In November and again on December 1, Army officials reported that chemical workers inspecting the Blue Grass chemical weapons stockpile discovered M55 rockets leaking GB vapor within airtight shipping and firing tubes. The leaks were discovered during routine maintenance and monitoring procedures and "posed no threat to the surrounding depot or external community," the Army said.

Processing of the leaking materials began in Kentucky on November 12. Two containers of liquid waste will be shipped to Texas sometime in late January or February of next year, after all the agent contaminated materials have been neutralized.

"The situation in Kentucky is that there are leaking containers of GB agent contaminated liquid that must be destroyed immediately and there is no capacity to deal with the resultant liquids at this site," said Craig Williams, director of the Chemical Weapons Working Group, CWWG.

From its base in Berea, Kentucky, 15 miles south of the Blue Grass Army Depot, where the leaking chemical weapons were discovered, the Chemical Weapons Working Group has focused on safe elimination of these weapons stockpiles as required by international treaty.

The group fought successfully to prevent the chemical agent VX hydrolysate from being shipped to Ohio and New Jersey from an Army facility in Indiana.

More recently CWWG and the Community In-Power Development Association fought unsuccessfully to stop that waste material from being sent to Texas and incinerated here.

According to the U.S. Army, the Veolia incinerator in Port Arthur is the only facility in the country permitted to handle this type of waste.

Kelley said, "However, this should not be interpreted as opening the door to such shipments in the future.
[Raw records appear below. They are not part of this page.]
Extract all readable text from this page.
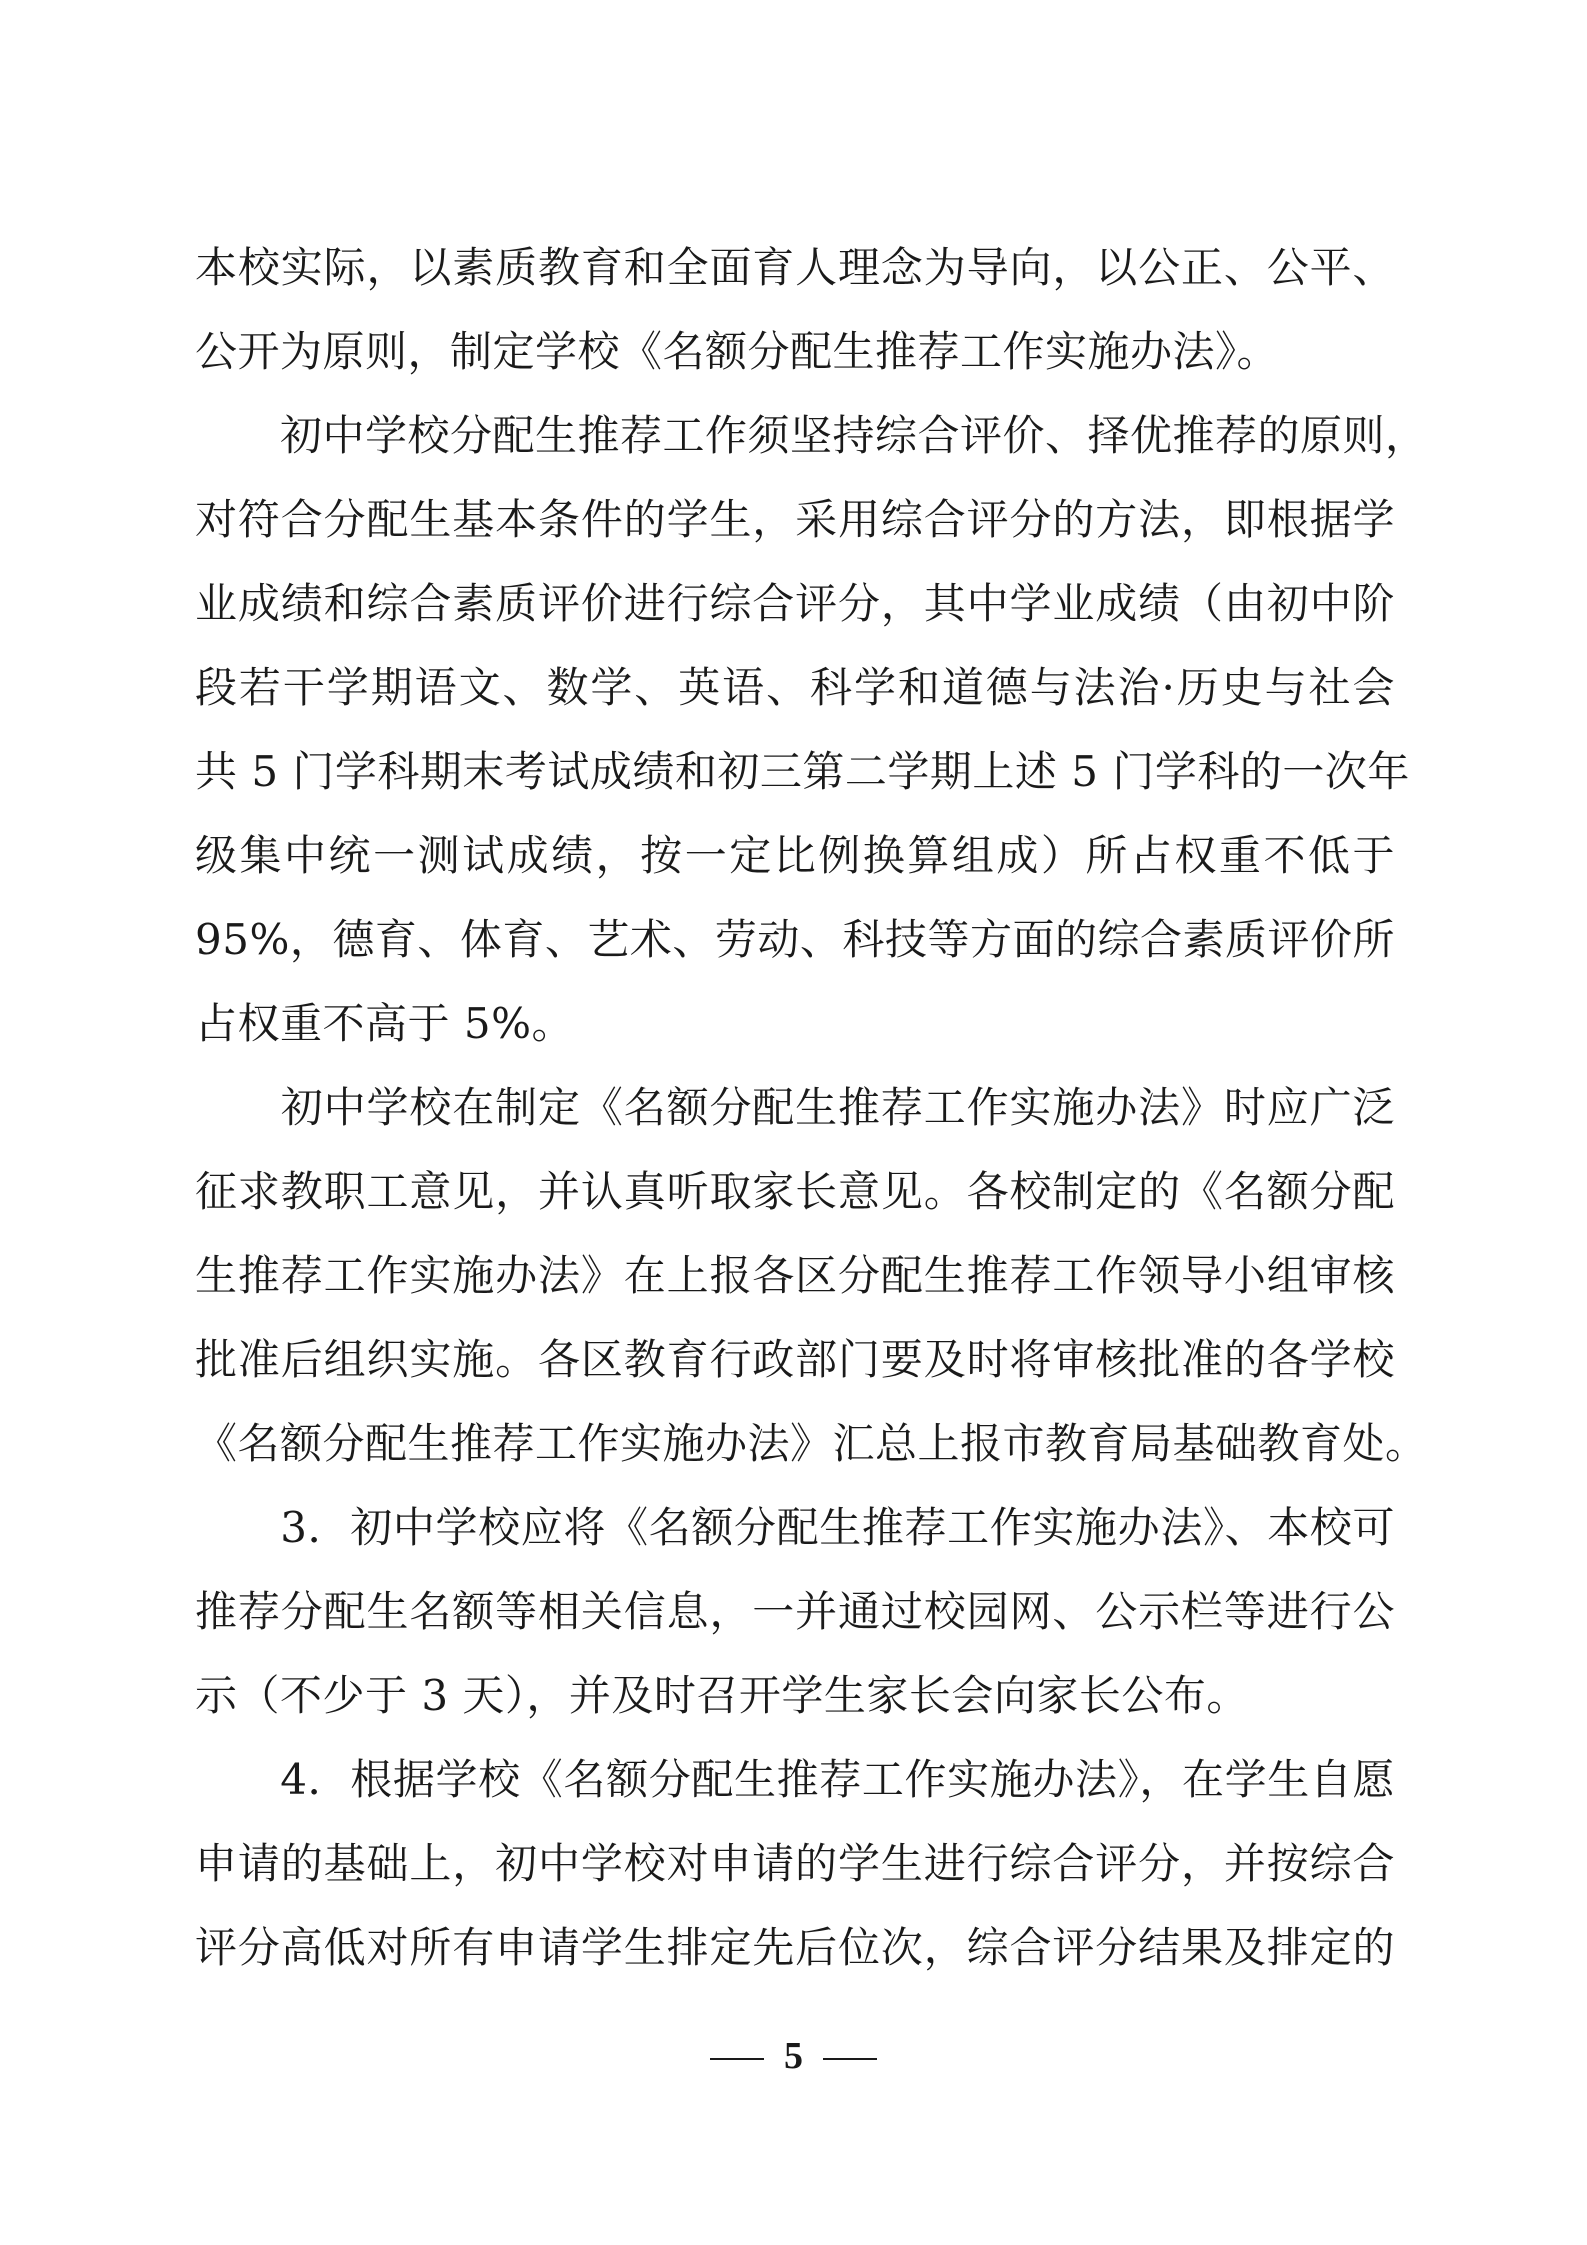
本校实际，以素质教育和全面育人理念为导向，以公正、公平、
公开为原则，制定学校《名额分配生推荐工作实施办法》。
　　初中学校分配生推荐工作须坚持综合评价、择优推荐的原则，
对符合分配生基本条件的学生，采用综合评分的方法，即根据学
业成绩和综合素质评价进行综合评分，其中学业成绩（由初中阶
段若干学期语文、数学、英语、科学和道德与法治·历史与社会
共 5 门学科期末考试成绩和初三第二学期上述 5 门学科的一次年
级集中统一测试成绩，按一定比例换算组成）所占权重不低于
95%，德育、体育、艺术、劳动、科技等方面的综合素质评价所
占权重不高于 5%。
　　初中学校在制定《名额分配生推荐工作实施办法》时应广泛
征求教职工意见，并认真听取家长意见。各校制定的《名额分配
生推荐工作实施办法》在上报各区分配生推荐工作领导小组审核
批准后组织实施。各区教育行政部门要及时将审核批准的各学校
《名额分配生推荐工作实施办法》汇总上报市教育局基础教育处。
　　3．初中学校应将《名额分配生推荐工作实施办法》、本校可
推荐分配生名额等相关信息，一并通过校园网、公示栏等进行公
示（不少于 3 天），并及时召开学生家长会向家长公布。
　　4．根据学校《名额分配生推荐工作实施办法》，在学生自愿
申请的基础上，初中学校对申请的学生进行综合评分，并按综合
评分高低对所有申请学生排定先后位次，综合评分结果及排定的
5
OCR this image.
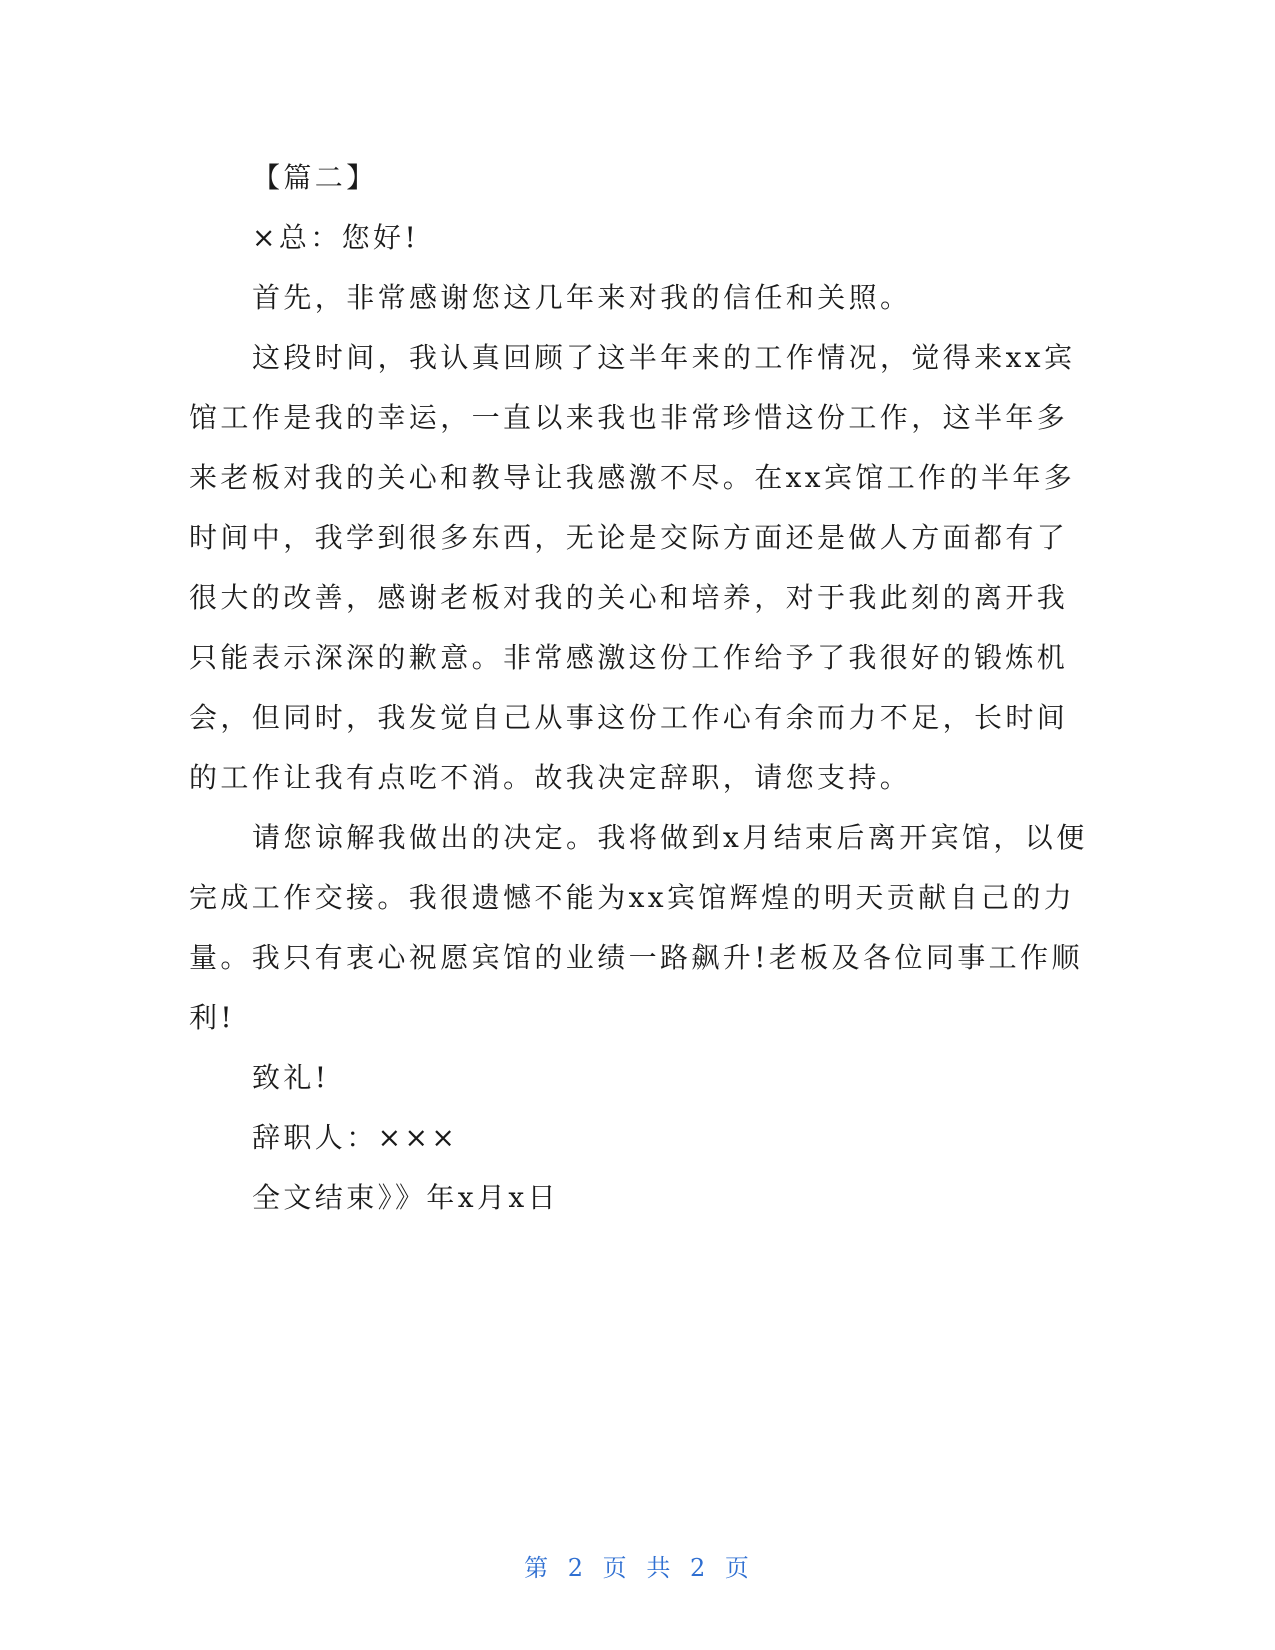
【篇二】

×总：您好!

首先，非常感谢您这几年来对我的信任和关照。

这段时间，我认真回顾了这半年来的工作情况，觉得来xx宾

馆工作是我的幸运，一直以来我也非常珍惜这份工作，这半年多

来老板对我的关心和教导让我感激不尽。在xx宾馆工作的半年多

时间中，我学到很多东西，无论是交际方面还是做人方面都有了

很大的改善，感谢老板对我的关心和培养，对于我此刻的离开我

只能表示深深的歉意。非常感激这份工作给予了我很好的锻炼机

会，但同时，我发觉自己从事这份工作心有余而力不足，长时间

的工作让我有点吃不消。故我决定辞职，请您支持。

请您谅解我做出的决定。我将做到x月结束后离开宾馆，以便

完成工作交接。我很遗憾不能为xx宾馆辉煌的明天贡献自己的力

量。我只有衷心祝愿宾馆的业绩一路飙升!老板及各位同事工作顺

利!

致礼!

辞职人：×××

全文结束》》年x月x日

第 2 页 共 2 页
If the Army believes we are willing to accept more, they are sorely mistaken."

Kevin Flamm, program manager of the Army's disposal program in Kentucky, Kevin Flamm, has said that the waste shipment to Texas "is not intended to set a precedent in any way with respect to the secondary waste generated by the Blue Grass Agent-Destruction Pilot Plant."

That plant will include a separate treatment capability to handle the neutralized materials from its stockpiles of GB, VX and mustard agent when operations begin around 2015.

Blue Grass Chemical Activity, a tenant organization of the depot that reports to the U.S. Army Chemical Materials Agency, is responsible for the safe, secure storage of the chemical weapons stockpile stored at the depot, which comprises 523 tons of nerve agents GB and VX, and mustard agent in projectiles, warheads and rockets.

Our organization and the entire Kentucky Governor's Commission have communicated in the strongest terms, our opposition to shipping the vastly larger amount of liquid materials generated from disposing of the remaining 523 tons of agent stored here to Texas," said Williams.

Located near Richmond, Kentucky, the Blue Grass Army Depot is one of six Army installations in the United States that currently stores chemical weapons.

To destroy the chemical weapons stockpile at Blue Grass, the Army has chosen a technology known as neutralization followed by supercritical water oxidation.

Veolia Environmental Services of Lombard, Illinois is seeking to provide final treatment of the resulting waste at its incineration plant in Port Arthur. The company is a subsidiary of the Paris-based global environmental services corporation Veolia Environnment.

Port Arthur already has an air pollution problem due to the operation of four large industrial complexes in the southern part of the city. These factories release air toxics such as volatile organic compounds or nitrogen oxides. Citizens groups blame the high incidences of asthma and cancer among residents in western Port Arthur to the frequency and magnitude of these emissions.